Dans l'autre sens, pour passer de l'écriture décimale d'un entier, 21 par exemple, à son écriture binaire, on part de la plus grande puissance de 2 qui ne dépasse pas 21 c'est à dire 16. Puis on écrit 21 = 16 + 5. La plus grande puissance de 2 qui ne dépasse pas 5 est 4, et 5 = 4 + 1 ce qui nous donne 21 = 16 + 4 + 1 et donc 21 = 1 × 16 + 0 × 8 + 1 × 4 + 0 × 2 + 1 × 1, qu'on abrège en 10101. Dans la suite toute écriture d'un nombre en bleu est une écriture en base 2. Avec cette convention on peut donc écrire 14 = 1110.
8 | 4 | 2 | 1 | |
12 | 1 | 1 | 0 | 0 |
10 | 1 | 0 | 1 | 0 |
6 | 0 | 1 | 1 | 0 |
5 | 0 | 1 | 0 | 1 |
On dit qu'une configuration est équilibrée ou paire, si pour chaque colonne de sa représentation binaire, le nombre de chiffres 1 figurant dans cette colonne est un nombre pair. Une configuration qui n'est pas équilibrée est dite déséquilibrée ou impaire. Dans le cas de la configuration (12, 10, 6, 5), les nombres de 1 figurant dans les 4 colonnes sont, respectivement, 2, 3, 2, 1. Ces 4 entiers ne sont pas tous pairs. La configuration (12, 10, 6, 5) est donc une configuration impaire.
8 | 4 | 2 | 1 | |
12 | 1 | 1 | 0 | 0 |
10 | 1 | 0 | 1 | 0 |
6 | 0 | 1 | 1 | 0 |
5 | 0 | 1 | 0 | 1 |
2 | 3 | 2 | 1 |
En effet:
Démontrons donc les points 1 et 2
Soit p une configuration paire. En jouant depuis cette configuration on ne modifie qu'un paquet, donc qu'une ligne de sa présentation binaire. Dans cette ligne l'un des chiffres au moins est inversé, de 0 à 1, ou de 1 à 0. Dans les deux cas, la somme des chiffres de la colonne concernée, qui était paire, devient impaire.
Soit par exemple la configuration déséquibrée (12, 10, 6, 5).

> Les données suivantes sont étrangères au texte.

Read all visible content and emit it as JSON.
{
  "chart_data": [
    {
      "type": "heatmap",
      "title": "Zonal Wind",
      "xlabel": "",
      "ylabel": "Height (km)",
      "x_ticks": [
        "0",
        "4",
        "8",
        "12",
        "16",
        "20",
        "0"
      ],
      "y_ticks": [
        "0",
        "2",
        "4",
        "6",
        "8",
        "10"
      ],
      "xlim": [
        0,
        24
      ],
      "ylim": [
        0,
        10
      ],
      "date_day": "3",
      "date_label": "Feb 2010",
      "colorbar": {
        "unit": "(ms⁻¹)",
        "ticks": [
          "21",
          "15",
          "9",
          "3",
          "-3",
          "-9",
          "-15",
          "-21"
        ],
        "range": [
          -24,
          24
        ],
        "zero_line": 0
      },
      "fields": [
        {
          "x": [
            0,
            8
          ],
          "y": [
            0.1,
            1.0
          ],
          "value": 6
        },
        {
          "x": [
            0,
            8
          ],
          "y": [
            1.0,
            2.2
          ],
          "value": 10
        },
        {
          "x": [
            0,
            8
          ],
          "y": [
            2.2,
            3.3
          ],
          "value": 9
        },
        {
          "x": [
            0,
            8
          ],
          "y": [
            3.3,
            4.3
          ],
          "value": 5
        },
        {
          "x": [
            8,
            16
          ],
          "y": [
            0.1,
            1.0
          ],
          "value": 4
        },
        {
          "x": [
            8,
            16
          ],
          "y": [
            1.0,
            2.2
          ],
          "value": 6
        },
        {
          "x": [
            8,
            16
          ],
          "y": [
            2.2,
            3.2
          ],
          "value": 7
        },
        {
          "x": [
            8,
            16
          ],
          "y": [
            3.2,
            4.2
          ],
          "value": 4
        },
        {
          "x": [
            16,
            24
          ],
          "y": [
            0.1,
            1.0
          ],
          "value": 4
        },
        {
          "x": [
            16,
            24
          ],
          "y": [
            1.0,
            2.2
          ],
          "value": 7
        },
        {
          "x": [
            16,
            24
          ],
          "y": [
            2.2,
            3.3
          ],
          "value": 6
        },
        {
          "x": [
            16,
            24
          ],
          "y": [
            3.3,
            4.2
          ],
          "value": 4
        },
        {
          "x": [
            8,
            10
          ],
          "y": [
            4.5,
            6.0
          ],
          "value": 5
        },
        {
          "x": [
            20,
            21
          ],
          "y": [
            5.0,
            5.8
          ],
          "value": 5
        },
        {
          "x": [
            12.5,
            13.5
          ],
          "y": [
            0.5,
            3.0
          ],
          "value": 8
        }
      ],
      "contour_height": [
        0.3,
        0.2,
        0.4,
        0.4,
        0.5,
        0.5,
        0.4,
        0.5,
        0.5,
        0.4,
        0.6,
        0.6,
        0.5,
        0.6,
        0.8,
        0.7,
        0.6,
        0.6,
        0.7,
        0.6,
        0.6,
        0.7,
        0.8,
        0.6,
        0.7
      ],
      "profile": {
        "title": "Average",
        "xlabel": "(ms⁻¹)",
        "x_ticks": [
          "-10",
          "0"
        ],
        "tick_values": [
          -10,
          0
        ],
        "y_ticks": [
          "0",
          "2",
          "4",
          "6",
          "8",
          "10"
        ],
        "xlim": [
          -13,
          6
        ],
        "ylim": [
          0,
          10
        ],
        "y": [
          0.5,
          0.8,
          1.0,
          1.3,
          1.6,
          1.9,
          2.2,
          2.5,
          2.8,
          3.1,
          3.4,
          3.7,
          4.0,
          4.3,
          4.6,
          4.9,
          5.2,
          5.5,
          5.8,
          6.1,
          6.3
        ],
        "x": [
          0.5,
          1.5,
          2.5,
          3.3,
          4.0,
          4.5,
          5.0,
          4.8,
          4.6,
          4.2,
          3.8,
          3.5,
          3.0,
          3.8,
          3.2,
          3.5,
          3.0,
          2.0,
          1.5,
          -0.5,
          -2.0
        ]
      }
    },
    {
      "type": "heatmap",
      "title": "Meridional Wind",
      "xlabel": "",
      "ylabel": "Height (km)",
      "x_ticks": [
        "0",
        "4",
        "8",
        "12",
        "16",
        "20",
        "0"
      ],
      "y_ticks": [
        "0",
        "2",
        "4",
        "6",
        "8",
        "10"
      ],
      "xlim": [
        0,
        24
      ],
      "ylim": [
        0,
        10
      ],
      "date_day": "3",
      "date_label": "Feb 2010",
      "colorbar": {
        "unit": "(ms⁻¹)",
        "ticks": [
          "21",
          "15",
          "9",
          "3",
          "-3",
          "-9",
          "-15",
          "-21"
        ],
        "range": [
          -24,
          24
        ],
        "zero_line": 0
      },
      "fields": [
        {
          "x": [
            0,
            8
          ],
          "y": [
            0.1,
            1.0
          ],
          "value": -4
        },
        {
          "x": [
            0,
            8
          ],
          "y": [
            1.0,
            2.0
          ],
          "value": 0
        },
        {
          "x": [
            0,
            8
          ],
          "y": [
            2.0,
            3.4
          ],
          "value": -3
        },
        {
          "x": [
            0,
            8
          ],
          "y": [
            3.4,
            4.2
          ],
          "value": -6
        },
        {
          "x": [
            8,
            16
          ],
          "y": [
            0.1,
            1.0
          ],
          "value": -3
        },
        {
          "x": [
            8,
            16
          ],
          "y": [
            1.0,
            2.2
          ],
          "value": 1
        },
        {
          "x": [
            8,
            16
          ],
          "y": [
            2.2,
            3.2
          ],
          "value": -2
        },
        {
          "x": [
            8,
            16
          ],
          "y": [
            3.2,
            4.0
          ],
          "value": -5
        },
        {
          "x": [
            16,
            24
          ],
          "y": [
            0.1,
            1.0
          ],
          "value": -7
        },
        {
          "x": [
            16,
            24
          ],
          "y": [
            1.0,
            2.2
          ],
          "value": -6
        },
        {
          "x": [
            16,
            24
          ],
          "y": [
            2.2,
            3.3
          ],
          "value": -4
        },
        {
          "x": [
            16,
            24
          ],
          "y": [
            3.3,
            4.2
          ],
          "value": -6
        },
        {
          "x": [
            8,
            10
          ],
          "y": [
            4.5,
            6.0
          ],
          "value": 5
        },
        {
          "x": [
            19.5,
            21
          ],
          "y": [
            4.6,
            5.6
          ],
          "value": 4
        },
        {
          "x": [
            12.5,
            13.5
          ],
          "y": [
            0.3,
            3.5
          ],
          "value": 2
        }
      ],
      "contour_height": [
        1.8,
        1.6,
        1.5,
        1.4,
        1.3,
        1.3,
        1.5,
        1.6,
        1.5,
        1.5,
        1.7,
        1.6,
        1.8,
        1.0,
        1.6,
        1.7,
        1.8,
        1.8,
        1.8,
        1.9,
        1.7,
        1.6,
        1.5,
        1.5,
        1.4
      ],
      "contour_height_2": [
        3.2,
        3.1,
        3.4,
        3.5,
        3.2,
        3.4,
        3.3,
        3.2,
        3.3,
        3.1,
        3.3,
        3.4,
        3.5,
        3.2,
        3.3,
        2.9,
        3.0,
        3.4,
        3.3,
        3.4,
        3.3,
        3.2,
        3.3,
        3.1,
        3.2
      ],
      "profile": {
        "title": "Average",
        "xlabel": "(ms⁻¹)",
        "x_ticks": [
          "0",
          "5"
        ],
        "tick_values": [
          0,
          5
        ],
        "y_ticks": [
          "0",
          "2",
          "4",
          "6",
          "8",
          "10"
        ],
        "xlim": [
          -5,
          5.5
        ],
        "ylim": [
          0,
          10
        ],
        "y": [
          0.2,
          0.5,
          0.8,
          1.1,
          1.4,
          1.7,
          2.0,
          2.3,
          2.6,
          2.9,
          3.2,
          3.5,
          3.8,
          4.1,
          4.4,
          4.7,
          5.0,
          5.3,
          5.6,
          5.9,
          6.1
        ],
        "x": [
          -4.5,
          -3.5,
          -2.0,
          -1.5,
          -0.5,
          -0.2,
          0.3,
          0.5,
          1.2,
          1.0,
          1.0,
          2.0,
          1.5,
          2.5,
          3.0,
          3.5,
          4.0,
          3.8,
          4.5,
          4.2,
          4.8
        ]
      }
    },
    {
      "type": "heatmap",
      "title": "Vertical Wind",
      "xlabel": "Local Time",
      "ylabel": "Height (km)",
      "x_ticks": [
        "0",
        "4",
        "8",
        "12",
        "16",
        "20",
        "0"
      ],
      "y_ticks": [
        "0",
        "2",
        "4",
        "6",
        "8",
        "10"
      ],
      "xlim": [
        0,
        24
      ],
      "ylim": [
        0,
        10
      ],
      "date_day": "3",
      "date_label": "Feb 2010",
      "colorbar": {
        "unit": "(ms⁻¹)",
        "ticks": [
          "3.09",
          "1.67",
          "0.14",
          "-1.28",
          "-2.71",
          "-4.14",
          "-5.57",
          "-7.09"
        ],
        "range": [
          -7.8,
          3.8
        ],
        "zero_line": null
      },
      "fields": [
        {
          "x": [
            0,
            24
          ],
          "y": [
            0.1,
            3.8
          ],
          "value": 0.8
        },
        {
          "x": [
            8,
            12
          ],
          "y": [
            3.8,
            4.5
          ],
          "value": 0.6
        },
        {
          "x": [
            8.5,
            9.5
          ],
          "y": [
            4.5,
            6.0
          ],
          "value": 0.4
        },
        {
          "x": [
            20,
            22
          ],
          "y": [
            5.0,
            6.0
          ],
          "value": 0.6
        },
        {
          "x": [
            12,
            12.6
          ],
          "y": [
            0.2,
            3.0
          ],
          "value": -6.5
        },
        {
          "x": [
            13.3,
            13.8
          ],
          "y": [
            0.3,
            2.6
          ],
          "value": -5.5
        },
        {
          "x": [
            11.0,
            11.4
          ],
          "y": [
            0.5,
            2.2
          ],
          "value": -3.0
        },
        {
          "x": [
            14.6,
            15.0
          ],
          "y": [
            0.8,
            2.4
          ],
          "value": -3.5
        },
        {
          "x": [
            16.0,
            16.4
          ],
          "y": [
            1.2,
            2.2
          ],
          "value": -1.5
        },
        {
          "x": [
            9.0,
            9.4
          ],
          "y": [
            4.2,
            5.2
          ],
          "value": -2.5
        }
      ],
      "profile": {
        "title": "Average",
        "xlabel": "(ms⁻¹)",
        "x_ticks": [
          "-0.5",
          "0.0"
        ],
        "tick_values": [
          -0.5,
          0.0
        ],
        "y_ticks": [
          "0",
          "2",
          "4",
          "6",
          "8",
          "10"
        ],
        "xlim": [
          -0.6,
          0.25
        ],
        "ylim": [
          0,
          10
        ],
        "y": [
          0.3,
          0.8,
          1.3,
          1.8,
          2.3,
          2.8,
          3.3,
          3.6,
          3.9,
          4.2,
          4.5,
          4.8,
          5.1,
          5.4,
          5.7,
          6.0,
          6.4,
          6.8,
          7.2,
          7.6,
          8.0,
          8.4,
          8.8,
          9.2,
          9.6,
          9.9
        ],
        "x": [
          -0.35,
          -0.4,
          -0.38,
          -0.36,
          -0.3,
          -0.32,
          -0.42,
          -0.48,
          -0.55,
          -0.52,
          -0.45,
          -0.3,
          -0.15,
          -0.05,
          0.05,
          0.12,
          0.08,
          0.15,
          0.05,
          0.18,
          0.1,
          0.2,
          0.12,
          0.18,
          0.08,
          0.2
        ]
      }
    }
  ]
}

Puisque la deuxième et la quatrieme colonne sont de sommes impaires, pour équilibrer cette position en jouant avec un paquet de taille x, il faut inverser le deuxième et le quatrième chiffre de x.
Pour jouer avec le 12 = 1100 par exemple, il faut le remplacer par 1001 = 5, c'est à dire retrancher 7 allumettes.
Mais on ne peut pas jouer avec le 10 =1010 car il faudrait le remplacer par 1111 = 15, c'est à dire ajouter 5 allumettes.
Avec le 6, en retirant 3 allumettes on remplace 6 = 0110 par 0011 = 3.
Avec le 5, en retirant les 5 allumettes on remplace 5 = 0101 par 0000 = 0, en ne laissant ainsi que les trois paquets (12, 10, 6).
Il y a une solution avec chaque paquet dont le premier chiffre à inverser est un 1.
En pratique, avec un peu d'habitude, on joue souvent plus rapidement, avec en tête un répertoire de combinaisons perdantes simples, comme par exemple (×, ×), (1, 2×, 2×+1). On passe alors après un simple coup d'oeil, de (x, x, y) à (x, x), ou de (2x, 2x+1, y) à (2x, 2x+1, 1).
Une recette assez pratique pour obtenir la valeur y à substituer à x, est de remarquer que le kème chiffre de y est la somme modulo 2 des kème chiffres des autres paquets. Pour le paquet de taille 6, par exemple, les écritures binaires des autres paquets sont 1100, 1010 et 101. Additionnons ces 3 nombres comme s'il s'agissait de nombres décimaux, on obtient la somme 2211, et en réduisant ces chiffres modulo 2, c'est à dire en remplaçant les chiffres impairs par 1, et les chiffres pairs par 0, on obtient 0011 = 11, l'écriture binaire de 3. Evidemment ceci ne fonctionne que s'il n'y a pas plus de 10 paquets.
On peut aussi jouer en convenant que le perdant est celui qui prend la dernière allumette. Dans ce cas, une configuration dont tous les paquets contiennent une seule allumette est perdante si et seulement si le nombre des paquets est impair. La stratégie gagnante est inchangée tant qu'il reste au moins deux paquets contenant plus d'une allumette. La première fois qu'il ne reste plus qu'un paquet contenant plusieurs allumettes, le coup gagnant est de jouer avec ce paquet en le supprimant entièrement ou en laissant une allumette pour ramener la configuration à un nombre impair de paquets réduits à une allumette.